Ci penso un po' su. Ho molte idee nella testa, ma solo poche sono concrete e non troppo lontane dalle mie aspettative. «Io tra dieci anni mi vedo negli USA» le dico tranquilla.

Cottie fa uno scatto agile e scende dalla ringhiera. «Ma io ho detto ci» mi ricorda.

Annuisco, così penso ancora. «Io tra dieci anni ci vedo negli USA» ripeto.

Sul viso della nera si forma un sorriso enorme. «Magari» dice solamente.

Alzo lo sguardo, puntando gli occhi sul panorama che quotidianamente il tramonto di Johannesburg ci offre. Una leggera brezza si sta alzando, così lascio che il vento se infili nelle vie sconosciute dei miei capelli castani. Per la testa mi passano molti ricordi, insieme a parole e a musica. Una leggera e debole melodia si fa spazio nella mia memoria. Sono semplici accordi con una chitarra quasi scordata: come se l'autore non avesse nemmeno la voglia o il tempo di poterla accordare. La voglia e il tempo vanno a braccetto. Se hai tempo, non hai voglia di fare ciò che devi fare, ma se non lo hai, la voglia è sempre più forte. Continuo a ripetermi che questo mondo è nato al contrario, probabilmente.
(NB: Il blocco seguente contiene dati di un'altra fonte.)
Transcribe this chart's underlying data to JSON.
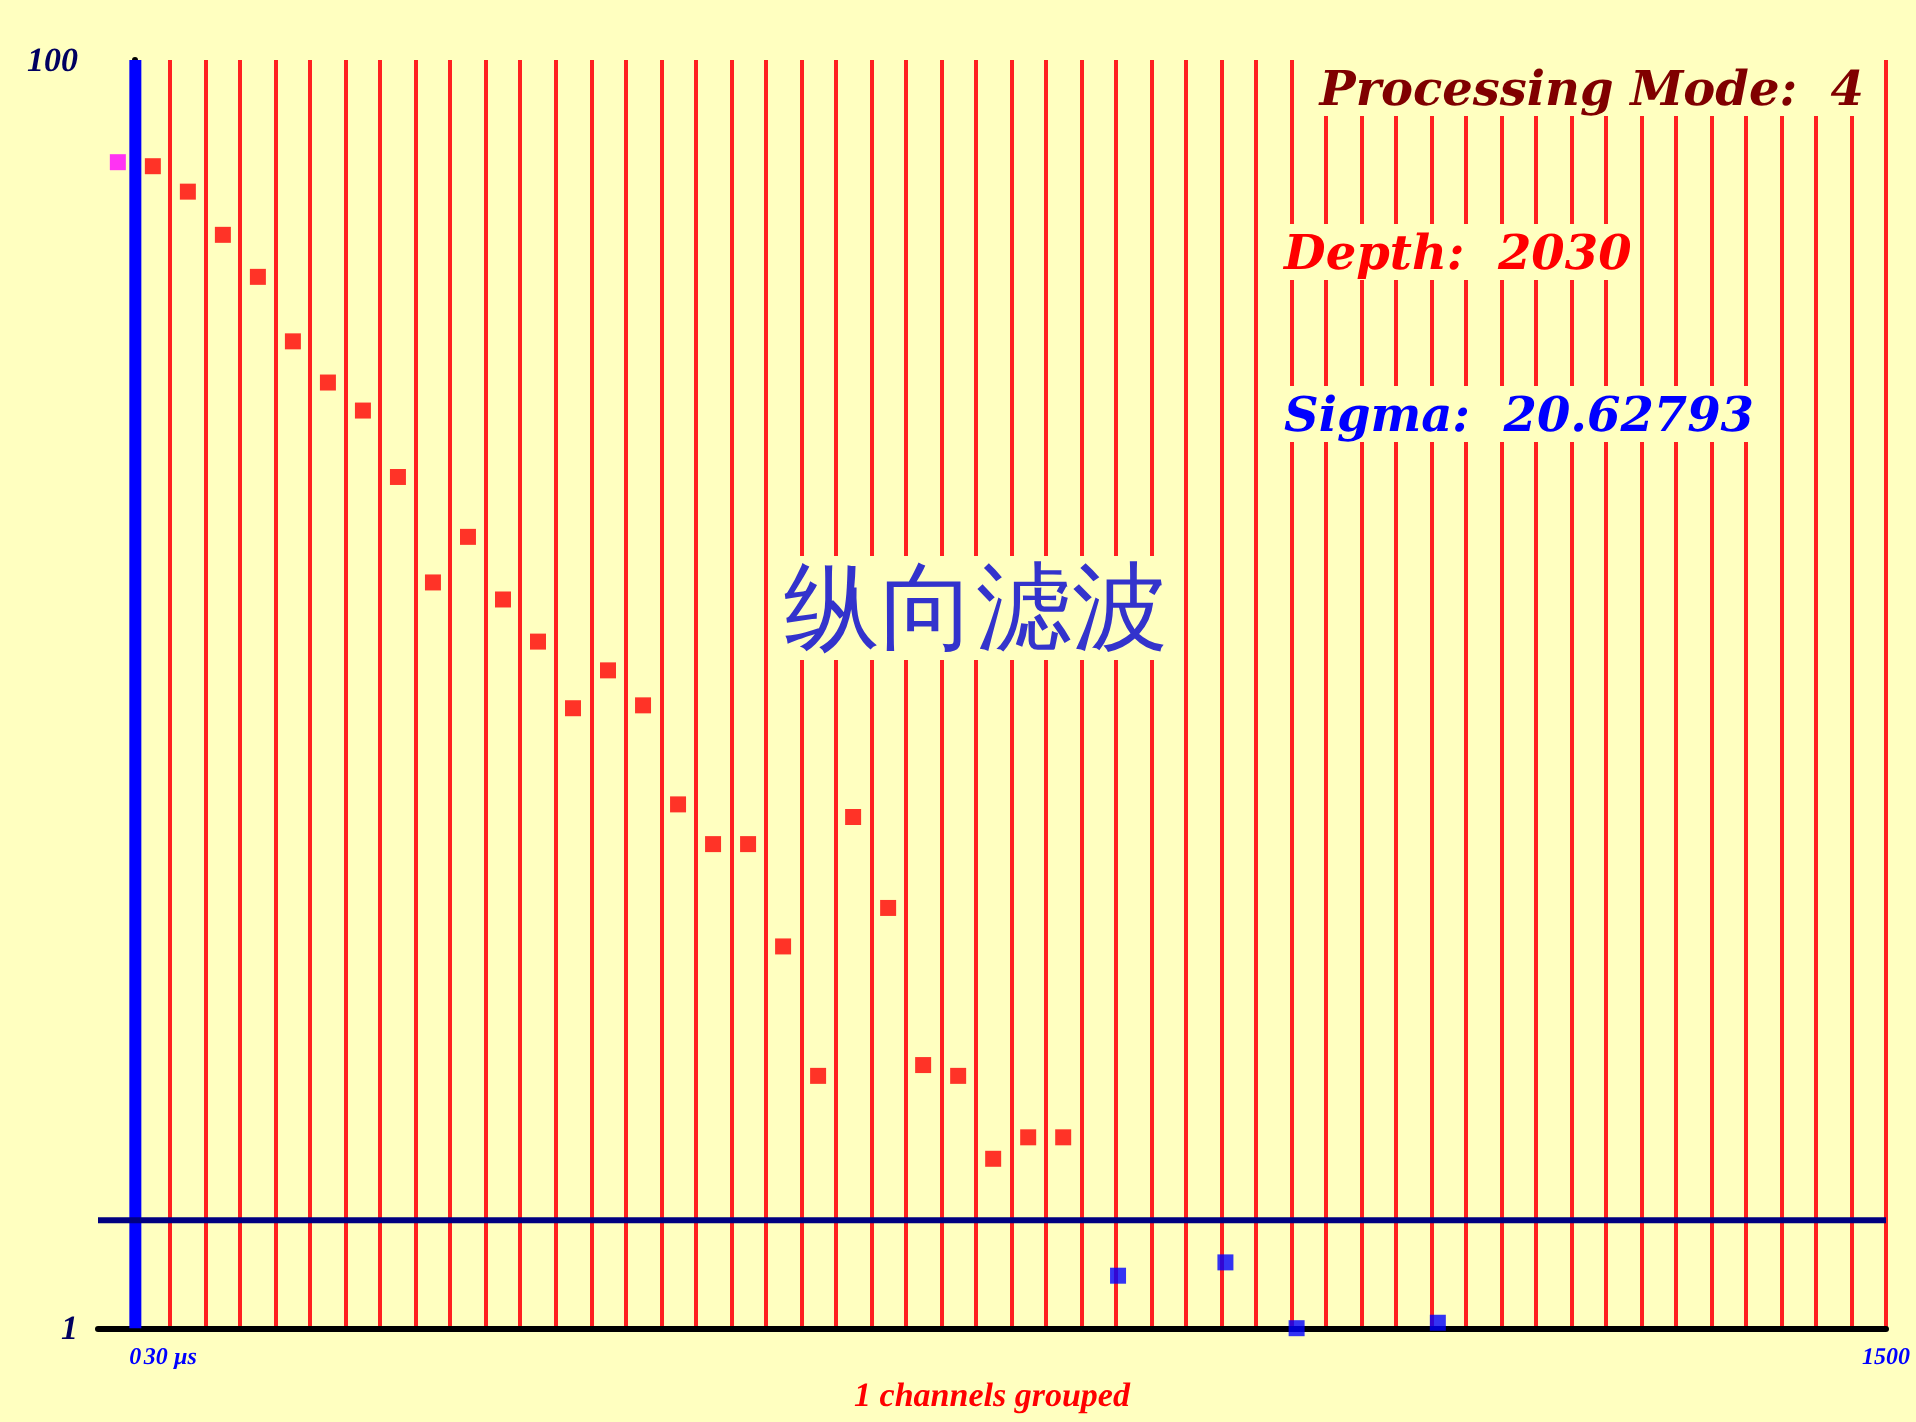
{
  "chart_data": {
    "type": "scatter",
    "xlabel": "1 channels grouped",
    "annotations": [
      "Processing Mode:  4",
      "Depth:  2030",
      "Sigma:  20.62793",
      "纵向滤波"
    ],
    "xlim": [
      -32,
      1500
    ],
    "ylim": [
      1,
      100
    ],
    "log": "y",
    "grid": "x",
    "marker": "square",
    "yticks": [
      1,
      100
    ],
    "xticks": [
      0,
      {
        "value": 30,
        "label": "30 µs"
      },
      {
        "value": 60,
        "label": null
      },
      {
        "value": 90,
        "label": null
      },
      {
        "value": 120,
        "label": null
      },
      {
        "value": 150,
        "label": null
      },
      {
        "value": 180,
        "label": null
      },
      {
        "value": 210,
        "label": null
      },
      {
        "value": 240,
        "label": null
      },
      {
        "value": 270,
        "label": null
      },
      {
        "value": 300,
        "label": null
      },
      {
        "value": 330,
        "label": null
      },
      {
        "value": 360,
        "label": null
      },
      {
        "value": 390,
        "label": null
      },
      {
        "value": 420,
        "label": null
      },
      {
        "value": 450,
        "label": null
      },
      {
        "value": 480,
        "label": null
      },
      {
        "value": 510,
        "label": null
      },
      {
        "value": 540,
        "label": null
      },
      {
        "value": 570,
        "label": null
      },
      {
        "value": 600,
        "label": null
      },
      {
        "value": 630,
        "label": null
      },
      {
        "value": 660,
        "label": null
      },
      {
        "value": 690,
        "label": null
      },
      {
        "value": 720,
        "label": null
      },
      {
        "value": 750,
        "label": null
      },
      {
        "value": 780,
        "label": null
      },
      {
        "value": 810,
        "label": null
      },
      {
        "value": 840,
        "label": null
      },
      {
        "value": 870,
        "label": null
      },
      {
        "value": 900,
        "label": null
      },
      {
        "value": 930,
        "label": null
      },
      {
        "value": 960,
        "label": null
      },
      {
        "value": 990,
        "label": null
      },
      {
        "value": 1020,
        "label": null
      },
      {
        "value": 1050,
        "label": null
      },
      {
        "value": 1080,
        "label": null
      },
      {
        "value": 1110,
        "label": null
      },
      {
        "value": 1140,
        "label": null
      },
      {
        "value": 1170,
        "label": null
      },
      {
        "value": 1200,
        "label": null
      },
      {
        "value": 1230,
        "label": null
      },
      {
        "value": 1260,
        "label": null
      },
      {
        "value": 1290,
        "label": null
      },
      {
        "value": 1320,
        "label": null
      },
      {
        "value": 1350,
        "label": null
      },
      {
        "value": 1380,
        "label": null
      },
      {
        "value": 1410,
        "label": null
      },
      {
        "value": 1440,
        "label": null
      },
      {
        "value": 1470,
        "label": null
      },
      1500
    ],
    "ref_lines": [
      {
        "axis": "x",
        "value": 0,
        "color": "#0000ff"
      },
      {
        "axis": "y",
        "value": 1.48,
        "color": "#000080"
      }
    ],
    "series": [
      {
        "color": "#ff00ff",
        "x": [
          -15
        ],
        "values": [
          69
        ]
      },
      {
        "color": "#ff0000",
        "x": [
          15,
          45,
          75,
          105,
          135,
          165,
          195,
          225,
          255,
          285,
          315,
          345,
          375,
          405,
          435,
          465,
          495,
          525,
          555,
          585,
          615,
          645,
          675,
          705,
          735,
          765,
          795
        ],
        "values": [
          68,
          62,
          53,
          45.5,
          36,
          31,
          28,
          22,
          15,
          17.7,
          14.1,
          12.1,
          9.5,
          10.9,
          9.6,
          6.7,
          5.8,
          5.8,
          4.0,
          2.5,
          6.4,
          4.6,
          2.6,
          2.5,
          1.85,
          2.0,
          2.0
        ]
      },
      {
        "color": "#0000ff",
        "x": [
          842,
          934,
          995,
          1116
        ],
        "values": [
          1.21,
          1.27,
          1.0,
          1.02
        ]
      }
    ]
  }
}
Connie poggia la schiena su un muro alla mia destra, accendendosi uno spinello. Lo accende, poi ci sono svariati secondi di silenzio. «Io me ne voglio andare da qui» dice, passandomi lo spinello. Io accettò la sua proposta. «Al più presto.»

Annuisco, fumando. Prendo un grosso respiro, poi inspiro. «Io no» rispondo convinta.
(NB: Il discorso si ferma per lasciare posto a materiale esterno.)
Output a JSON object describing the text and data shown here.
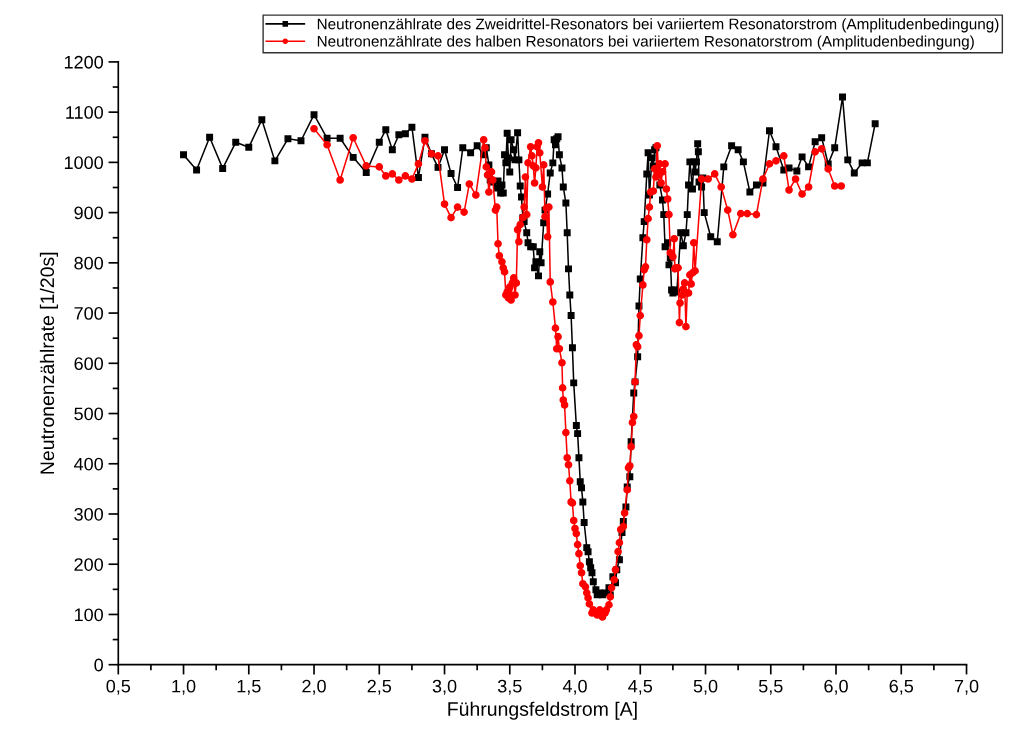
{
  "chart_data": {
    "type": "line",
    "xlabel": "Führungsfeldstrom [A]",
    "ylabel": "Neutronenzählrate [1/20s]",
    "xlim": [
      0.5,
      7.0
    ],
    "ylim": [
      0,
      1200
    ],
    "xticks": [
      {
        "value": 0.5,
        "label": "0,5"
      },
      {
        "value": 1.0,
        "label": "1,0"
      },
      {
        "value": 1.5,
        "label": "1,5"
      },
      {
        "value": 2.0,
        "label": "2,0"
      },
      {
        "value": 2.5,
        "label": "2,5"
      },
      {
        "value": 3.0,
        "label": "3,0"
      },
      {
        "value": 3.5,
        "label": "3,5"
      },
      {
        "value": 4.0,
        "label": "4,0"
      },
      {
        "value": 4.5,
        "label": "4,5"
      },
      {
        "value": 5.0,
        "label": "5,0"
      },
      {
        "value": 5.5,
        "label": "5,5"
      },
      {
        "value": 6.0,
        "label": "6,0"
      },
      {
        "value": 6.5,
        "label": "6,5"
      },
      {
        "value": 7.0,
        "label": "7,0"
      }
    ],
    "yticks": [
      0,
      100,
      200,
      300,
      400,
      500,
      600,
      700,
      800,
      900,
      1000,
      1100,
      1200
    ],
    "grid": false,
    "legend": "top right",
    "line_style": "solid",
    "series": [
      {
        "name": "Neutronenzählrate des Zweidrittel-Resonators bei variiertem Resonatorstrom (Amplitudenbedingung)",
        "color": "#000000",
        "marker": "square",
        "x": [
          1.0,
          1.1,
          1.2,
          1.3,
          1.4,
          1.5,
          1.6,
          1.7,
          1.8,
          1.9,
          2.0,
          2.1,
          2.2,
          2.3,
          2.4,
          2.5,
          2.55,
          2.6,
          2.65,
          2.7,
          2.75,
          2.8,
          2.85,
          2.9,
          2.95,
          3.0,
          3.05,
          3.1,
          3.14,
          3.2,
          3.25,
          3.3,
          3.32,
          3.34,
          3.35,
          3.37,
          3.4,
          3.41,
          3.43,
          3.44,
          3.45,
          3.46,
          3.47,
          3.48,
          3.49,
          3.5,
          3.51,
          3.53,
          3.54,
          3.56,
          3.57,
          3.58,
          3.59,
          3.6,
          3.61,
          3.63,
          3.64,
          3.66,
          3.68,
          3.69,
          3.7,
          3.72,
          3.73,
          3.74,
          3.76,
          3.77,
          3.79,
          3.81,
          3.83,
          3.84,
          3.85,
          3.86,
          3.87,
          3.88,
          3.9,
          3.91,
          3.93,
          3.94,
          3.95,
          3.96,
          3.97,
          3.98,
          3.99,
          4.01,
          4.02,
          4.03,
          4.04,
          4.05,
          4.06,
          4.07,
          4.09,
          4.1,
          4.11,
          4.12,
          4.13,
          4.14,
          4.16,
          4.17,
          4.19,
          4.21,
          4.23,
          4.26,
          4.27,
          4.29,
          4.31,
          4.32,
          4.34,
          4.36,
          4.37,
          4.39,
          4.4,
          4.42,
          4.43,
          4.45,
          4.46,
          4.48,
          4.49,
          4.5,
          4.52,
          4.53,
          4.55,
          4.56,
          4.57,
          4.59,
          4.6,
          4.61,
          4.62,
          4.63,
          4.65,
          4.67,
          4.68,
          4.69,
          4.71,
          4.72,
          4.73,
          4.74,
          4.75,
          4.77,
          4.78,
          4.81,
          4.83,
          4.85,
          4.86,
          4.87,
          4.88,
          4.9,
          4.91,
          4.92,
          4.93,
          4.94,
          4.945,
          4.95,
          4.97,
          4.98,
          4.99,
          5.04,
          5.09,
          5.14,
          5.2,
          5.25,
          5.29,
          5.34,
          5.39,
          5.44,
          5.49,
          5.54,
          5.6,
          5.64,
          5.7,
          5.74,
          5.79,
          5.84,
          5.89,
          5.94,
          5.99,
          6.05,
          6.09,
          6.14,
          6.2,
          6.24,
          6.3
        ],
        "values": [
          1015,
          985,
          1050,
          988,
          1040,
          1030,
          1085,
          1003,
          1047,
          1043,
          1095,
          1048,
          1048,
          1010,
          980,
          1040,
          1065,
          1025,
          1055,
          1057,
          1070,
          970,
          1050,
          1017,
          990,
          1025,
          978,
          950,
          1029,
          1019,
          1033,
          1015,
          1029,
          995,
          965,
          961,
          949,
          963,
          939,
          955,
          939,
          1015,
          999,
          1058,
          1009,
          981,
          1045,
          1025,
          1005,
          1059,
          1005,
          953,
          931,
          890,
          882,
          860,
          840,
          832,
          832,
          790,
          802,
          774,
          822,
          800,
          880,
          905,
          937,
          979,
          999,
          1045,
          1035,
          1047,
          1051,
          1015,
          989,
          951,
          919,
          860,
          788,
          736,
          695,
          631,
          561,
          476,
          460,
          412,
          364,
          352,
          324,
          283,
          233,
          225,
          205,
          193,
          183,
          165,
          149,
          139,
          143,
          139,
          143,
          153,
          139,
          175,
          163,
          189,
          209,
          263,
          285,
          314,
          354,
          374,
          444,
          541,
          563,
          613,
          714,
          768,
          850,
          882,
          977,
          1019,
          935,
          1009,
          993,
          1025,
          1029,
          981,
          955,
          925,
          896,
          832,
          840,
          796,
          810,
          746,
          740,
          746,
          742,
          860,
          834,
          860,
          896,
          955,
          1001,
          947,
          1001,
          981,
          1001,
          1037,
          1021,
          961,
          951,
          969,
          900,
          852,
          842,
          991,
          1033,
          1025,
          1001,
          941,
          955,
          959,
          1063,
          1031,
          985,
          989,
          983,
          1011,
          991,
          1041,
          1049,
          997,
          1029,
          1130,
          1005,
          979,
          999,
          999,
          1077
        ]
      },
      {
        "name": "Neutronenzählrate des halben Resonators bei variiertem Resonatorstrom (Amplitudenbedingung)",
        "color": "#ff0000",
        "marker": "circle",
        "x": [
          2.0,
          2.1,
          2.2,
          2.3,
          2.4,
          2.5,
          2.55,
          2.6,
          2.65,
          2.7,
          2.75,
          2.8,
          2.85,
          2.9,
          2.95,
          3.0,
          3.05,
          3.1,
          3.15,
          3.19,
          3.24,
          3.3,
          3.31,
          3.32,
          3.33,
          3.34,
          3.36,
          3.37,
          3.39,
          3.4,
          3.41,
          3.42,
          3.44,
          3.45,
          3.46,
          3.47,
          3.48,
          3.49,
          3.5,
          3.51,
          3.52,
          3.53,
          3.54,
          3.55,
          3.56,
          3.57,
          3.58,
          3.6,
          3.61,
          3.62,
          3.63,
          3.64,
          3.66,
          3.67,
          3.68,
          3.69,
          3.7,
          3.71,
          3.72,
          3.73,
          3.75,
          3.76,
          3.77,
          3.78,
          3.79,
          3.8,
          3.81,
          3.83,
          3.85,
          3.86,
          3.87,
          3.88,
          3.9,
          3.905,
          3.91,
          3.92,
          3.93,
          3.94,
          3.95,
          3.96,
          3.97,
          3.98,
          3.99,
          4.0,
          4.01,
          4.02,
          4.03,
          4.04,
          4.05,
          4.06,
          4.08,
          4.09,
          4.1,
          4.11,
          4.13,
          4.14,
          4.16,
          4.17,
          4.19,
          4.2,
          4.21,
          4.23,
          4.24,
          4.26,
          4.27,
          4.28,
          4.3,
          4.31,
          4.33,
          4.34,
          4.35,
          4.37,
          4.38,
          4.4,
          4.41,
          4.42,
          4.43,
          4.44,
          4.45,
          4.46,
          4.47,
          4.48,
          4.49,
          4.5,
          4.52,
          4.53,
          4.54,
          4.55,
          4.56,
          4.57,
          4.58,
          4.6,
          4.61,
          4.62,
          4.63,
          4.64,
          4.65,
          4.66,
          4.67,
          4.69,
          4.7,
          4.71,
          4.72,
          4.73,
          4.75,
          4.76,
          4.765,
          4.77,
          4.79,
          4.8,
          4.805,
          4.82,
          4.83,
          4.84,
          4.85,
          4.86,
          4.87,
          4.88,
          4.89,
          4.9,
          4.91,
          4.92,
          4.97,
          5.02,
          5.07,
          5.12,
          5.17,
          5.21,
          5.27,
          5.32,
          5.39,
          5.44,
          5.49,
          5.54,
          5.6,
          5.64,
          5.69,
          5.74,
          5.79,
          5.84,
          5.89,
          5.94,
          5.99,
          6.04
        ],
        "values": [
          1067,
          1035,
          965,
          1049,
          993,
          991,
          973,
          977,
          965,
          973,
          967,
          997,
          1043,
          1017,
          1013,
          917,
          890,
          911,
          901,
          957,
          935,
          1045,
          1029,
          991,
          975,
          941,
          981,
          965,
          905,
          911,
          838,
          814,
          802,
          790,
          782,
          736,
          742,
          730,
          752,
          726,
          760,
          770,
          736,
          760,
          866,
          842,
          876,
          890,
          911,
          971,
          896,
          999,
          1031,
          1013,
          993,
          959,
          989,
          1031,
          1039,
          1019,
          951,
          995,
          892,
          909,
          852,
          911,
          762,
          722,
          670,
          629,
          653,
          629,
          601,
          551,
          527,
          517,
          462,
          412,
          398,
          366,
          324,
          322,
          287,
          271,
          261,
          239,
          221,
          197,
          183,
          161,
          155,
          143,
          133,
          121,
          103,
          109,
          103,
          99,
          109,
          101,
          95,
          103,
          109,
          119,
          135,
          153,
          169,
          189,
          225,
          243,
          269,
          275,
          302,
          348,
          392,
          396,
          434,
          482,
          494,
          563,
          637,
          633,
          655,
          695,
          756,
          786,
          792,
          846,
          888,
          911,
          941,
          943,
          987,
          971,
          1033,
          975,
          997,
          959,
          981,
          997,
          947,
          927,
          896,
          820,
          812,
          848,
          788,
          790,
          790,
          681,
          720,
          736,
          748,
          760,
          673,
          740,
          740,
          776,
          758,
          780,
          840,
          784,
          967,
          967,
          977,
          951,
          905,
          856,
          898,
          898,
          896,
          967,
          997,
          1003,
          1013,
          945,
          967,
          937,
          951,
          1021,
          1027,
          987,
          953,
          953
        ]
      }
    ]
  }
}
Cottie ride. «Hai trovato qualcuno?»

Scuoto la testa. «No, nessuno» rispondo divertita. Fisso ancora un po' il tramonto, poi abbasso lo sguardo, schiudendo la bocca. Un raro tentativo di uscire dall'imbarazzo. «Sono affezionata a questo posto» dico infine.

Le passo lo spinello, poi lei si siede a terra. Altri interminabili secondi di silenzio. «Anch’io lo ero» comincia «Poi...» cerca di trovare le parole, ma dalla sua bocca sembrano uscire solo parole poco sicure «Poi è diventato questo» dice solamente.

«Questo cosa?» le chiedo.

Cottie sospira. «Un mattatoio pieno di ragazzini da riformatorio, Shady» mi risponde.

Annuisco. «Siamo noi a renderlo tale» rispondo, scendendo a mia volta dalla ringhiera «Insomma, guardati. Stai fumando uno spinello a sedici anni» le dico.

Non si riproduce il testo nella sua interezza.